Z0136 Das allmähliche und das plötzliche Erwachen - Teisho vom 16.1.2021

34 Minuten

Beschreibung

vor 3 Jahren
Anhand des Koans Nr. 38 aus dem Hekiganroku spricht Christoph Rei
Ho Hatlapa über die Wege zum Erwachen und den Umgang mit dem
Bewusstsein einer sich ständig wandelnden Welt. Die Zen-Tradition
berichtet von einer Auseinandersetzung zwischen der nördlichen und
der südlichen Schule des Zen in China: Die nördliche Schule vertrat
die Lehre von der allmählichen Reifung und Entwicklung, während die
südliche Schule nach dem plötzlichen Erwachen strebte. Eine
plötzliche existentielle Erschütterung kann unter Umständen zu
einer Art von Erwachen führen, einem inneren Umschlagen der Sicht
der Welt, das zu einer ganz anderen und realeren Auffassung des
Lebens führt. Aber auch ein solcher radikaler Paradigmenwechsel in
der persönlichen Erfahrung braucht danach einen Integrations- und
Reifungsprozess, wie Christoph Rei Ho Hatlapa am Beispiel der
Lebensgeschichte von Reiko Mukai, genannt Kosan, erläutert. Der -
irrtümlichen - Auffassung, dass mit einem existentiellen Erwachen
schon alles erreicht wäre, widersprach der Zenmeister Oi Saidan
Roshi, obwohl er Reiko Mukais "Erwachen" anerkannte. Denn auch nach
einem tiefen Erwachen liegt der lange Weg der Integration und
Reifung noch vor uns.

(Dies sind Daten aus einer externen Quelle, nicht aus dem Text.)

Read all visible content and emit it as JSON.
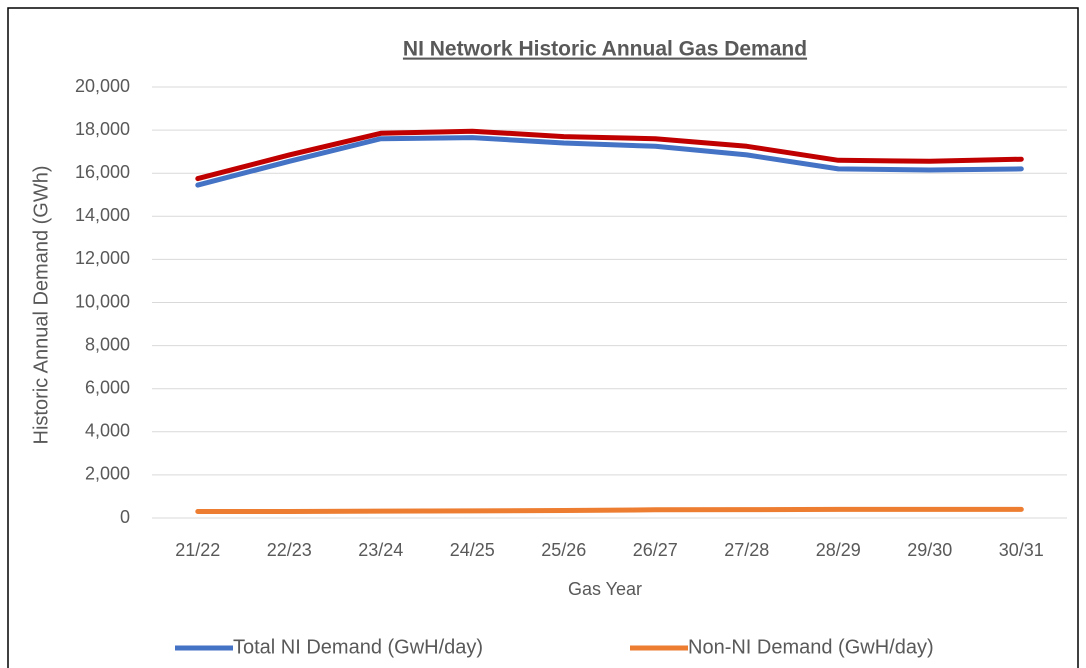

Das Erwachen, selbst ein tiefes Erwachen mit
einer echten Einsicht in die Wesensgleichheit, braucht danach immer
noch die Integration mit dem Leben im Alltag und die Bewährung in
der Praxis des realen Lebens. Aber auch ohne ein initiales
existentielles Erlebnis kann eine gut angeleitete Schulung zu einem
fortschreitenden Prozess des Erwachens führen. Beide Wege, die
sogenannte "plötzliche Erleuchtung" und die langsame Reifung können
sich tatsächlich gegenseitig ergänzen. Diese Integration und
Reifung wird in der zenbuddhistischen Tradition, hier vom Meister
Fuketsu vertreten, als das Dharmasiegel des Buddha und der
Patriarchen bezeichnet. Wer diesen Weg gegangen ist und diese
Integration geleistet hat, der kann mit den drei Daseinsmerkmalen
des Lebens schöpferisch und aktiv umgehen. Diese drei
Daseinsmerkmale sind, laut buddhistischer Lehre: 1.: Die
Nicht-Substantialität des Ich (anatta), 2.: die Vergänglichkeit und
Flüchtigkeit aller Erscheinungen (anicca) und 3.: Das Verlöschen
aller Konzepte im Erwachen (nirvana). In dem Maße, in dem wir mit
diesen Daseinsmerkmalen - nicht nur als gedanklich wiedergekäute
Theorien, sondern als selbst erfahrene Einsichten - im realen Leben
präsent und schöpferisch umgehen können, in dem Maße kann man dann
wirklich von Erwachen sprechen. Gerade die selbst erfahrene
Einsicht in die Natur der Vergänglichkeit aller Erscheinungen, bis
hin zu den Beziehungen der Menschen untereinander, kann uns dann
öffnen für die Einzigartigkeit und die volle Intensität jeden
Augenblicks. Wir werden dann sorgfältiger im Umgang untereinander
und mit der Mitwelt und bleiben auch dann hellwach, wenn wir durch
unangenehme Erlebnisse hindurchgehen. Und in dem Maße, in dem wir
wissen - durch eigene Einsicht - was mit Nicht-Ich (anicca) gemeint
ist, können wir auch die eigene Vergänglichkeit bis hin zum eigenen
biologischen Tod annehmen. Wir wissen dann, dass das Große Leben,
aus dem wir alle hervorgegangen sind, weitergeht. Und wir können
darauf vertrauen, dass wir in diesem über uns hinausreichenden
größeren Zusammenhang aufgehoben bleiben; auch wenn das, was wir
heute für unser "Ich" halten, sich in seine Bestandteile aufgelöst
hat. Wie in unserer buddhistischen Tradition immer wieder aus dem
Herz-Sutra, dem Hannya-Shingyo, rezitiert wird: Nichtbegrenztheit
(Leerheit, shunyata) ist identisch mit den Formen, die Formen sind
identisch mit der Nicht-Begrenztheit, der Leerheit. Damit wir diese
Identität von Großem Leben und unserem begrenzten eigenen Leben,
diese Identität von Form und Leerheit, im realen Leben umsetzen
können, brauchen wir die Übungspraxis. Auf diesem Weg der
Integration können wir in zunehmendem Maße mit dem ständig neue
Formen gebärenden Gewebe des Großen Lebens in Einklang kommen.